Part 21

99.2K 8.2K 350
                                    



Pemandangan malam kota Semarang terlihat sangat cantik dari tempat Wira berdiri. Kelap-kelip lampu yang berada di bawah sorotan cahaya bulan yang sedang menunjukkan diri secara utuh menambah kesan gemerlap di malam itu.

Namun sayangnya, keindahan itu tak sedikit pun mampu menghibur Wira yang belum beranjak dari depan jendela kamar sejak satu jam yang lalu. Tatapannya kosong ke depan. Meski semua keindahan tersebut tersaji di depan mata, justru wajah istrinyalah yang ia lihat di sana.

Mengepalkan kedua tangan di sisi-sisi tubuhnya, Wira kembali merasa aliran oksigen ke paru-parunya semakin menipis.

Sesak.

Dalam sekejap, ia kehilangan semua orang yang paling berharga dalam hidupnya. Tidak hanya Rinjani, tapi juga seluruh keluarganya.

Sebelum meninggalkan kediaman Broto Negoro, Bima bahkan sempat melayangkan satu tinjunya yang berhasil merobek sudut kiri bibir Wira.

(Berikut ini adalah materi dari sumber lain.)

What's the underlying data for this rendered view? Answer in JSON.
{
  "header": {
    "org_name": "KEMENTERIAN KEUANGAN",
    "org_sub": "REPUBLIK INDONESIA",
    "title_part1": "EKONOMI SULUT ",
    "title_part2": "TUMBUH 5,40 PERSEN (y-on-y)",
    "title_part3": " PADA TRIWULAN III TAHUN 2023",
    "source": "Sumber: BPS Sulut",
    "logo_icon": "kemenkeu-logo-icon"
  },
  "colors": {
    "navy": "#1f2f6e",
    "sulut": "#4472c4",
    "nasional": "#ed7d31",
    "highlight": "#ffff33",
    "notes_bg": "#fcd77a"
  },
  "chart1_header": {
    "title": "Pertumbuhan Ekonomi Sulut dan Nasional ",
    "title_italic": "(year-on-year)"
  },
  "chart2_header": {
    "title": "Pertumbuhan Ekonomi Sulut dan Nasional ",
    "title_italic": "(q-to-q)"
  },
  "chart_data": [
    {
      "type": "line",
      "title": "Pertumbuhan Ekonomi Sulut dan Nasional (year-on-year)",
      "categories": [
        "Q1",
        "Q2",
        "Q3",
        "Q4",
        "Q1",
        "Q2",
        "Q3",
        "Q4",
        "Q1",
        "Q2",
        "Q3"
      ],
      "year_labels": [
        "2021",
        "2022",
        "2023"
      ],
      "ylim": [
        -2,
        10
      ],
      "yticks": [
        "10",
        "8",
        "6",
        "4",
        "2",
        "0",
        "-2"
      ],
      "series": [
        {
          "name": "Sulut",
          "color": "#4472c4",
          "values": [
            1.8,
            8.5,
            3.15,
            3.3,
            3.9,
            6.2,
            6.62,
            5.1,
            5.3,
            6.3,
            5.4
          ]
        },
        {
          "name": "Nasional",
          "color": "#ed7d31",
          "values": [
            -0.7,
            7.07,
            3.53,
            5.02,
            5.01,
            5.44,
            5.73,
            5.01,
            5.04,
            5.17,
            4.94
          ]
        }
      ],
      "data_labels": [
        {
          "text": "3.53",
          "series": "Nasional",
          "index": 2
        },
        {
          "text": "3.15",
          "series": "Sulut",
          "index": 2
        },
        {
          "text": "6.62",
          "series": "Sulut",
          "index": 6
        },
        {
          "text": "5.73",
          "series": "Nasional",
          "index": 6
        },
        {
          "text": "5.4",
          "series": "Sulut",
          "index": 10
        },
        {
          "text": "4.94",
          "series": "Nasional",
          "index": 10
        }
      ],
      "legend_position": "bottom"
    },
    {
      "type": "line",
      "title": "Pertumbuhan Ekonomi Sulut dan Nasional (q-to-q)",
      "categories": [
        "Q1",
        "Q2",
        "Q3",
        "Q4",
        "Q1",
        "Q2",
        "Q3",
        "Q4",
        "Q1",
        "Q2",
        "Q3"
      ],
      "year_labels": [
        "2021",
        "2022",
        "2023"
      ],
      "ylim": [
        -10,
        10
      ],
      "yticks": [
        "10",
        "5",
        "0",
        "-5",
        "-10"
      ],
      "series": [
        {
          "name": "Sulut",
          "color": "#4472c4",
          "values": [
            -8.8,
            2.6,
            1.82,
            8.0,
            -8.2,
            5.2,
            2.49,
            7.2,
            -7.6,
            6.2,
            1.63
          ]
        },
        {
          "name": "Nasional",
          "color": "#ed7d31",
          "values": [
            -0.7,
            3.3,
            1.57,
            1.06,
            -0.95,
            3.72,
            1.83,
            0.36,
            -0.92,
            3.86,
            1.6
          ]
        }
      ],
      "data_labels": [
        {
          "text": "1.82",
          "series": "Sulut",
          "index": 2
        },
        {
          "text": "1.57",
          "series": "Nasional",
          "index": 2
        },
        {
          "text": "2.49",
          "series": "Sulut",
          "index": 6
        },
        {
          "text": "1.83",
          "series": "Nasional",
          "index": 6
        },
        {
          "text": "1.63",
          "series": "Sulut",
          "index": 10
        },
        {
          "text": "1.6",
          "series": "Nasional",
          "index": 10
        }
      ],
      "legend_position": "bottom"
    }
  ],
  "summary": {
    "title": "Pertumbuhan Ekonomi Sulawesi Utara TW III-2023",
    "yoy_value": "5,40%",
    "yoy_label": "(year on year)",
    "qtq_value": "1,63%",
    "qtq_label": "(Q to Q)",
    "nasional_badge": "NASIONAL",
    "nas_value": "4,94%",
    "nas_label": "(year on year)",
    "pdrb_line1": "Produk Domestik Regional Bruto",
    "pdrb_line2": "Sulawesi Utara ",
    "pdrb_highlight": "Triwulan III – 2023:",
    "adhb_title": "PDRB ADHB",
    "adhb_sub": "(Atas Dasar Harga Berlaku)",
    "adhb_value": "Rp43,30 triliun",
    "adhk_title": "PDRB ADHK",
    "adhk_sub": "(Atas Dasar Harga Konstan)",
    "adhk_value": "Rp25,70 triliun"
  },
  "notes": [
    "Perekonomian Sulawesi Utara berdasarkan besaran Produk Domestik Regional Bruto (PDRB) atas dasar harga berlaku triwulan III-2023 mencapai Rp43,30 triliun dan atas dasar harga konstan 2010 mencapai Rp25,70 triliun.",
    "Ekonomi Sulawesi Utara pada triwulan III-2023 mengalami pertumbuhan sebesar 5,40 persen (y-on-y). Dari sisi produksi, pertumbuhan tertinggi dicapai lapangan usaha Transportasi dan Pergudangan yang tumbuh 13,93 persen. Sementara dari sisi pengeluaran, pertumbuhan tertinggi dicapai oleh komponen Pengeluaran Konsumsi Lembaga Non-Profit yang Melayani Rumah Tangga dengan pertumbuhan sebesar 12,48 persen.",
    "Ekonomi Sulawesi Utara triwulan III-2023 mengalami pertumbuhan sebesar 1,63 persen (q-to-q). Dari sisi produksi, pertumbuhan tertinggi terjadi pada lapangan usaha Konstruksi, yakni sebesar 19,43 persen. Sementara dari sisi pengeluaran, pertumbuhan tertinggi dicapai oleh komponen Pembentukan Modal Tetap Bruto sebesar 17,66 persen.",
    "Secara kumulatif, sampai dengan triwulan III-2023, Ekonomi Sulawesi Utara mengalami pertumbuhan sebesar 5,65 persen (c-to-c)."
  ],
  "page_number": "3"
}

Cintya menatapnya tajam dan mengatakan kalau adik kecilnya itu sekarang membencinya.

Sedangkan Dian, seakan menganggapnya tak ada ....

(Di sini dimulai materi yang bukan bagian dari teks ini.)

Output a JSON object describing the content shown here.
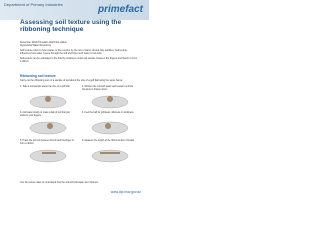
{
  "header": {
    "org": "Department of Primary Industries",
    "brand": "primefact"
  },
  "title": "Assessing soil texture using the ribboning technique",
  "meta": [
    "December 2014   Primefact 1402   First edition",
    "Agricultural Water Resources"
  ],
  "intro": [
    "Soil texture refers to how coarse or fine a soil is by the mix of sand, silt and clay particles. Soil texture influences how water moves through the soil and how much water it can hold.",
    "Soil texture can be estimated in the field by working a moist soil sample between the fingers and thumb to form a ribbon."
  ],
  "section": "Ribboning soil texture",
  "lead": "Carry out the ribboning test on a sample of soil about the size of a golf ball using the steps below.",
  "steps": [
    "1. Take a soil sample about the size of a golf ball.",
    "2. Moisten the soil with water and knead it until the structure is broken down.",
    "3. Add water slowly to make a ball of soil that just sticks to your fingers.",
    "4. Feel the ball for grittiness, silkiness or stickiness.",
    "5. Press the soil out between thumb and forefinger to form a ribbon.",
    "6. Measure the length of the ribbon before it breaks."
  ],
  "footer": "Use the texture class to understand how the soil will hold water and nutrients.",
  "url": "www.dpi.nsw.gov.au"
}
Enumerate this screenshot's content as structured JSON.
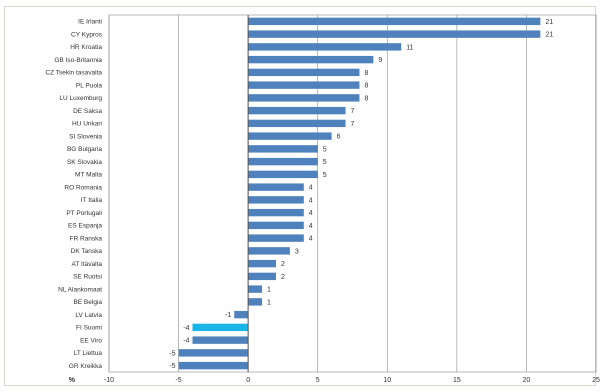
{
  "chart_data": {
    "type": "bar",
    "orientation": "horizontal",
    "xlabel": "%",
    "xlim": [
      -10,
      25
    ],
    "x_ticks": [
      -10,
      -5,
      0,
      5,
      10,
      15,
      20,
      25
    ],
    "grid": "vertical",
    "categories": [
      "IE Irlanti",
      "CY Kypros",
      "HR Kroatia",
      "GB Iso-Britannia",
      "CZ Tsekin tasavalta",
      "PL Puola",
      "LU Luxemburg",
      "DE Saksa",
      "HU Unkari",
      "SI Slovenia",
      "BG Bulgaria",
      "SK Slovakia",
      "MT Malta",
      "RO Romania",
      "IT Italia",
      "PT Portugali",
      "ES Espanja",
      "FR Ranska",
      "DK Tanska",
      "AT Itävalta",
      "SE Ruotsi",
      "NL Alankomaat",
      "BE Belgia",
      "LV Latvia",
      "FI Suomi",
      "EE Viro",
      "LT Liettua",
      "GR Kreikka"
    ],
    "values": [
      21,
      21,
      11,
      9,
      8,
      8,
      8,
      7,
      7,
      6,
      5,
      5,
      5,
      4,
      4,
      4,
      4,
      4,
      3,
      2,
      2,
      1,
      1,
      -1,
      -4,
      -4,
      -5,
      -5
    ],
    "highlight_category": "FI Suomi",
    "bar_color": "#4f81bd",
    "highlight_color": "#19b4e8",
    "frame_color": "#d8d8c8"
  }
}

Dian adalah perempuan yang paling Wira cintai di dunia ini. Merasakan kasih sayang Dian sepanjang perjalanan hidupnya, membuat Wira merasa menjadi anak paling beruntung di dunia. Tapi hari ini ia telah menyakiti sang ibu tercinta. Melihat Dian ikut terluka karena ulahnya, Wira rasanya ingin sekali mengubur dirinya sendiri, agar menghilang dari bumi.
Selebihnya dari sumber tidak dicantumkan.